A member of ERABLE was also involved in the Second Annual Meeting of the European Virus Bioinformatics Center (EVBC), held in Utrecht, Netherlands, and whose focus was on computational approaches in virology, with topics including (but not limited to) virus discovery, diagnostics, (meta-)genomics, modeling, epidemiology, molecular structure, evolution, and viral ecology. Approximately 120 researchers from around the world attended the meeting this year. An overview of new developments and novel research findings that emerged during the meeting was published in the journal Viruses [16].

Bacterial genome-wide association studies (GWAS)
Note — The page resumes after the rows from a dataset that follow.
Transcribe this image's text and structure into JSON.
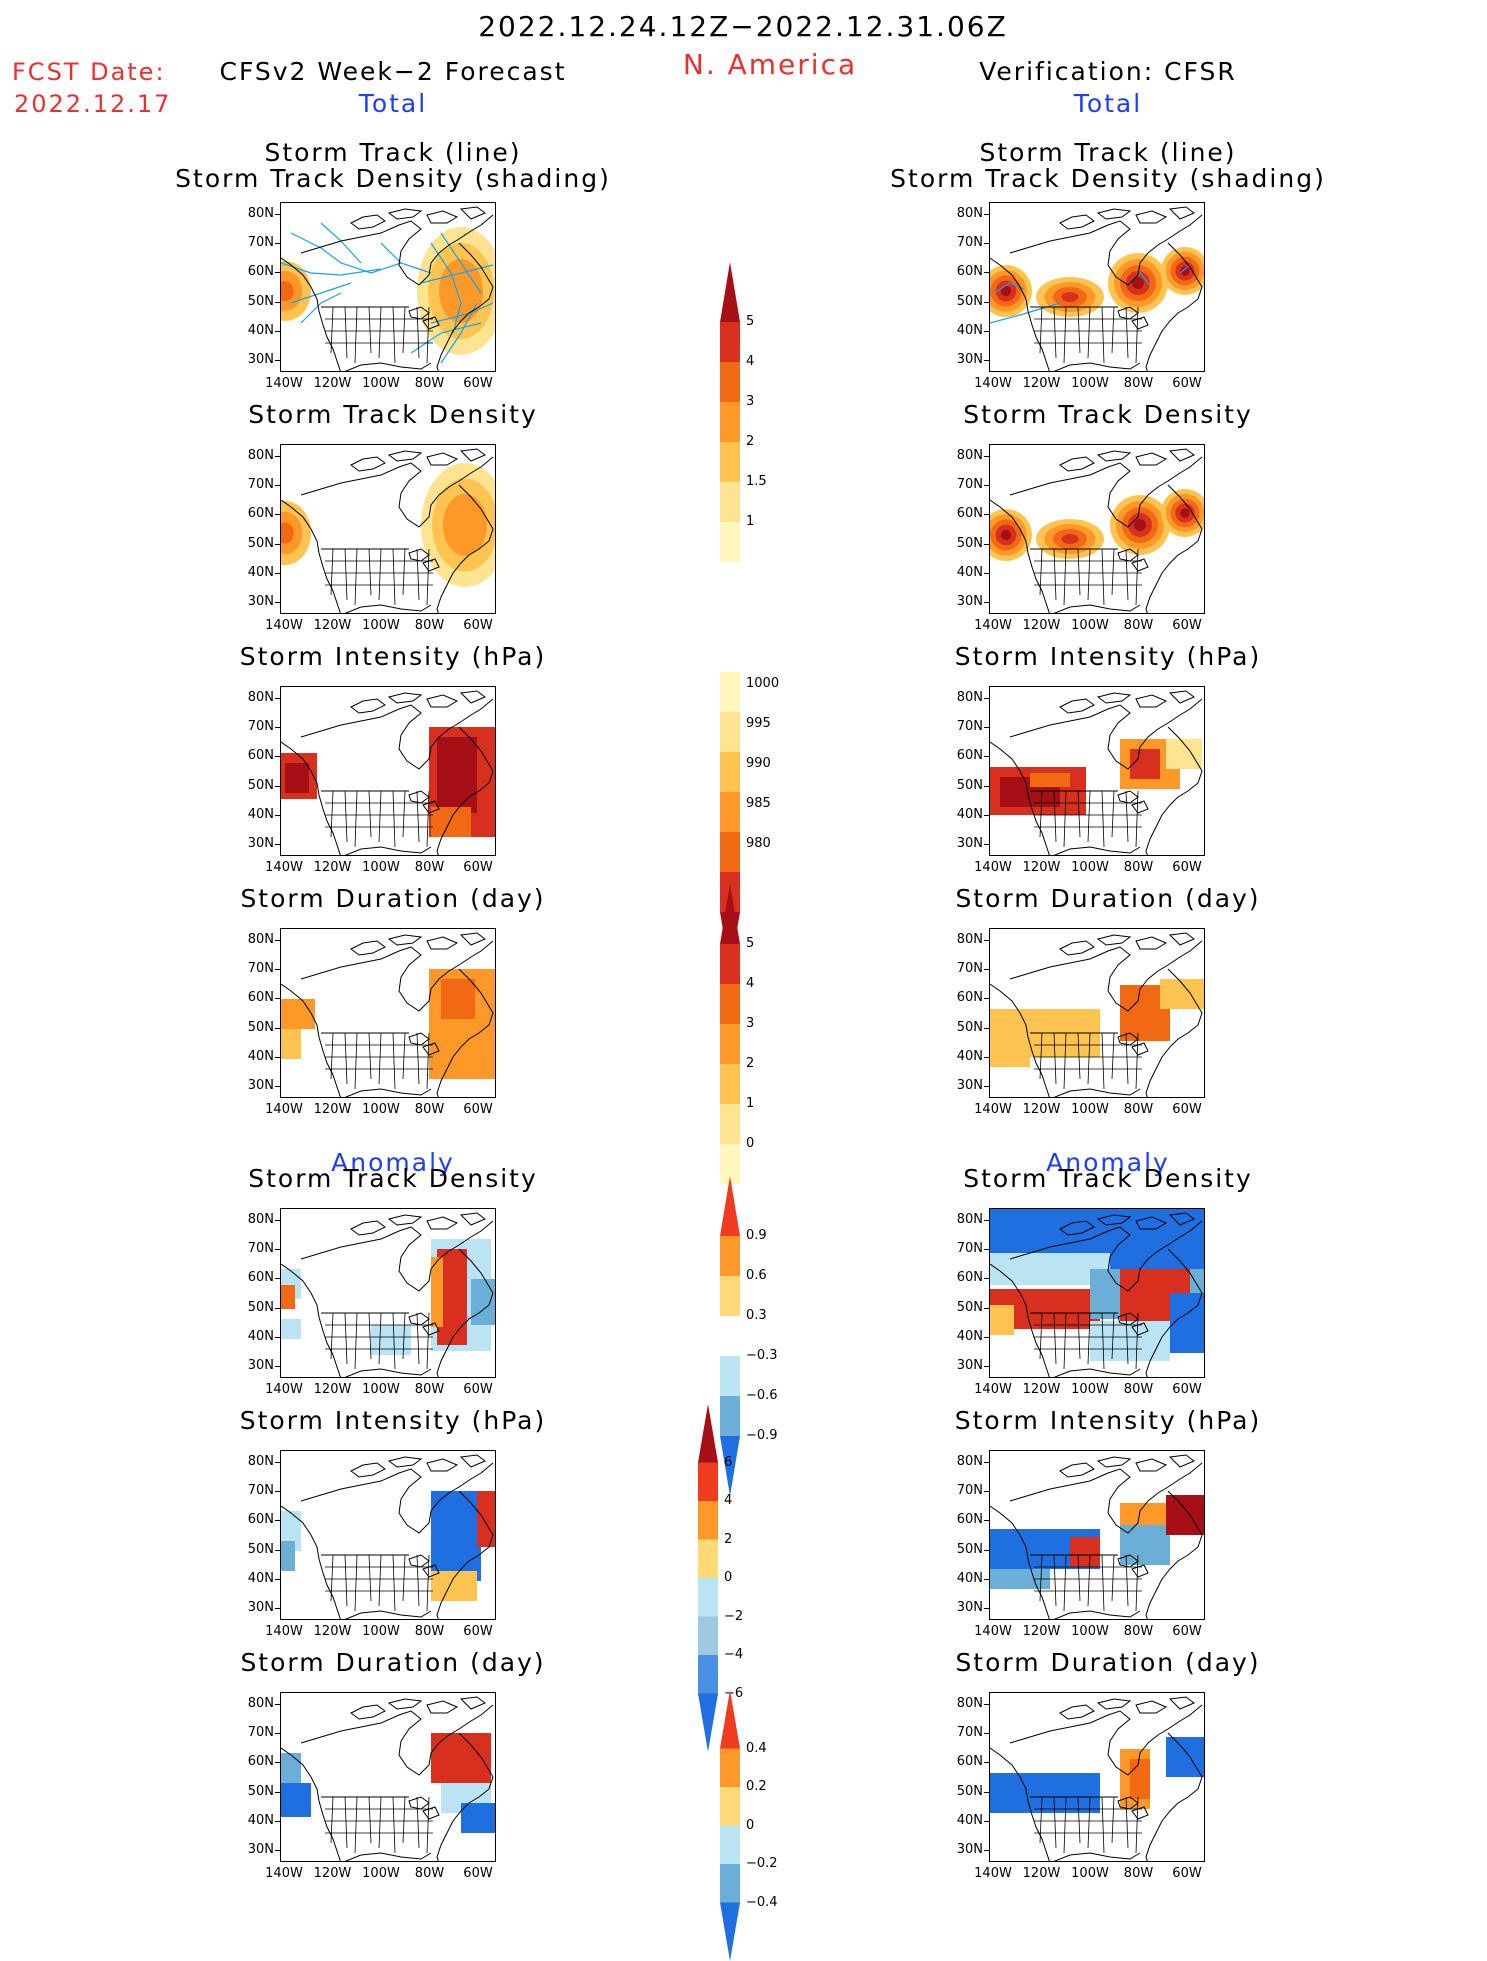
{
  "header": {
    "date_range": "2022.12.24.12Z−2022.12.31.06Z",
    "region": "N. America",
    "fcst_label": "FCST Date:",
    "fcst_date": "2022.12.17",
    "left_title": "CFSv2 Week−2 Forecast",
    "right_title": "Verification: CFSR",
    "total_left": "Total",
    "total_right": "Total",
    "anomaly_left": "Anomaly",
    "anomaly_right": "Anomaly"
  },
  "axes": {
    "lat_labels": [
      "80N",
      "70N",
      "60N",
      "50N",
      "40N",
      "30N"
    ],
    "lon_labels": [
      "140W",
      "120W",
      "100W",
      "80W",
      "60W"
    ]
  },
  "panels": {
    "storm_track": {
      "title1": "Storm Track (line)",
      "title2": "Storm Track Density (shading)"
    },
    "density": "Storm Track Density",
    "intensity": "Storm Intensity (hPa)",
    "duration": "Storm Duration (day)"
  },
  "colorbars": {
    "density_total": {
      "labels": [
        "5",
        "4",
        "3",
        "2",
        "1.5",
        "1"
      ],
      "colors": [
        "#a50f15",
        "#d7301f",
        "#f16913",
        "#fe9929",
        "#fec44f",
        "#fee391",
        "#fff7bc"
      ]
    },
    "intensity_total": {
      "labels": [
        "1000",
        "995",
        "990",
        "985",
        "980"
      ],
      "colors": [
        "#fff7bc",
        "#fee391",
        "#fec44f",
        "#fe9929",
        "#f16913",
        "#d7301f",
        "#a50f15"
      ]
    },
    "duration_total": {
      "labels": [
        "5",
        "4",
        "3",
        "2",
        "1",
        "0"
      ],
      "colors": [
        "#a50f15",
        "#d7301f",
        "#f16913",
        "#fe9929",
        "#fec44f",
        "#fee391",
        "#fff7bc"
      ]
    },
    "density_anom": {
      "labels": [
        "0.9",
        "0.6",
        "0.3",
        "−0.3",
        "−0.6",
        "−0.9"
      ],
      "colors": [
        "#f03b20",
        "#fe9929",
        "#fed976",
        "#ffffff",
        "#bae4f3",
        "#6baed6",
        "#1f6fe0"
      ]
    },
    "intensity_anom": {
      "labels": [
        "6",
        "4",
        "2",
        "0",
        "−2",
        "−4",
        "−6"
      ],
      "colors": [
        "#a50f15",
        "#f03b20",
        "#fe9929",
        "#fed976",
        "#bae4f3",
        "#9ecae1",
        "#4a90e2",
        "#1f6fe0"
      ]
    },
    "duration_anom": {
      "labels": [
        "0.4",
        "0.2",
        "0",
        "−0.2",
        "−0.4"
      ],
      "colors": [
        "#f03b20",
        "#fe9929",
        "#fed976",
        "#bae4f3",
        "#6baed6",
        "#1f6fe0"
      ]
    }
  },
  "palette": {
    "dark_red": "#a50f15",
    "red": "#d7301f",
    "orange": "#f16913",
    "amber": "#fe9929",
    "yellow": "#fec44f",
    "pale": "#fee391",
    "light_blue": "#bae4f3",
    "mid_blue": "#6baed6",
    "blue": "#1f6fe0",
    "track_line": "#1fa0e8"
  }
}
Genome-wide association study (GWAS) methods applied to bacterial genomes have shown promising results for genetic marker discovery or detailed assessment of marker effect. Recently, alignment-free methods based on $k$-mer composition have proven their ability to explore the accessory genome. However, they lead to redundant descriptions and results which are sometimes hard to interpret. In [17], we introduced DBGWAS , an extended $k$-mer-based GWAS method producing interpretable genetic variants associated with distinct phenotypes. Relying on compacted de Bruijn graphs (cDBG), our method gathers cDBG nodes, identified by the association model, into subgraphs defined from their neighbourhood in the initial cDBG. DBGWAS is alignment-free and only requires a set of contigs and phenotypes. In particular, it does not require prior annotation or reference genomes. It produces subgraphs representing phenotype-associated genetic variants such as local polymorphisms and mobile genetic elements (MGE). It offers a graphical framework which helps interpret GWAS results. Importantly, it is also computationally efficient (the experiments took one hour and a half on average). We validated our method using antibiotic resistance phenotypes for three bacterial species. DBGWAS recovered known resistance determinants such as mutations in core genes in Mycobacterium tuberculosis, and genes acquired by horizontal transfer in Staphylococcus aureus and Pseudomonas aeruginosa along with their MGE context. It also enabled us to formulate new hypotheses involving genetic variants not yet described in the antibiotic resistance literature. This is part of the work of Magali Jaillard, PhD student of Laurent Jacob who is an external collaborator of ERABLE, and of Leandro I. S. de Lima, PhD student co-supervised by three members of ERABLE.